I lived at Friendship Gap above Guildford Stowe’s rum shop, and the early-morning walk into Port Elizabeth was pleasant. The hot afternoon walk on sun-baked cement was another story, and I quickly learned to carry a bathing suit to school with me. I would scramble up a goat path behind the Sunny Caribbee to Tony Gibbons beach then work my way home slowly, treating myself to cooling dips in the sea along the way.
One day it was rainy, so I decided to take the school bus home. This would be my first and LAST time taking that particular mode of transport, and after my terrifying experience I seriously worried about the students who went to and from school each day on the bus. The problem didn’t lie with the ancient vehicle, rather the driver, and the complaints I indignantly lodged about the man’s dangerous driving fell on deaf ears.

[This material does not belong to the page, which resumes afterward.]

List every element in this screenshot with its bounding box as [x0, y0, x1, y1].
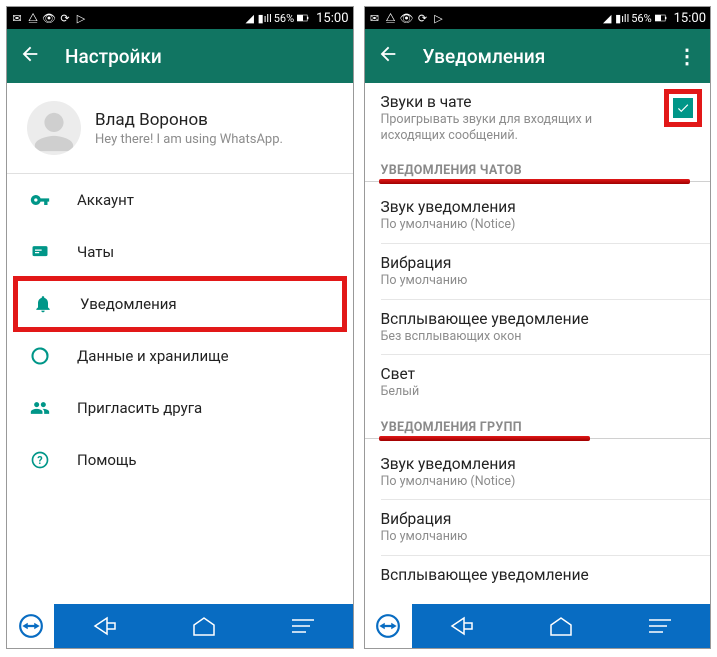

The driver was fine during the morning run from Paget Farm to the high school, but the afternoons were a different kettle of fish! There were an awful lot of hours between dropping the students off and picking them up for the return trip, and it appeared that those hours were largely spent in rum shops. I wasn’t aware of this rum shop habit, and innocently boarded the bus believing it was safe.
Hah! Bequia’s main road back then was in terrible shape, and the few vehicles on the island had to be driven with care. Not the bus though, that driver attacked the road with a mighty jerk before I had found a seat, and I was hurled on top of a row of students who, of course, found my predicament hilarious. It didn’t take me long to realize that the driver was seriously inebriated; he was driving far too fast, and my screams of “slow down! Slow down!” made the students on board laugh even harder. The children were obviously used to this type of reckless driving, and squealed with glee as we rounded “jumbie corner” with the starboard tires in the air.
The first stop was Friendship Gap, and the students who were laughing so hard were soon scowling. I made each and every one of them disembark as I berated the drunk bus driver amidst howls of protest – they had to walk the rest of the way home in the hot sun and were not happy campers. My complaints about the driver were dismissed with a wave of the hand, and comments like “you’re too Canadian” or, “don’t worry, they always reach OK”. I was obviously being unreasonable, and more than one parent complained about their children having to walk home in the hot sun.
Being so new to the island perhaps I HAD appeared unreasonable, but in my book ANY vehicle rounding “jumbie corner” with tires in the air is unreasonable too, and I never rode on the school bus again!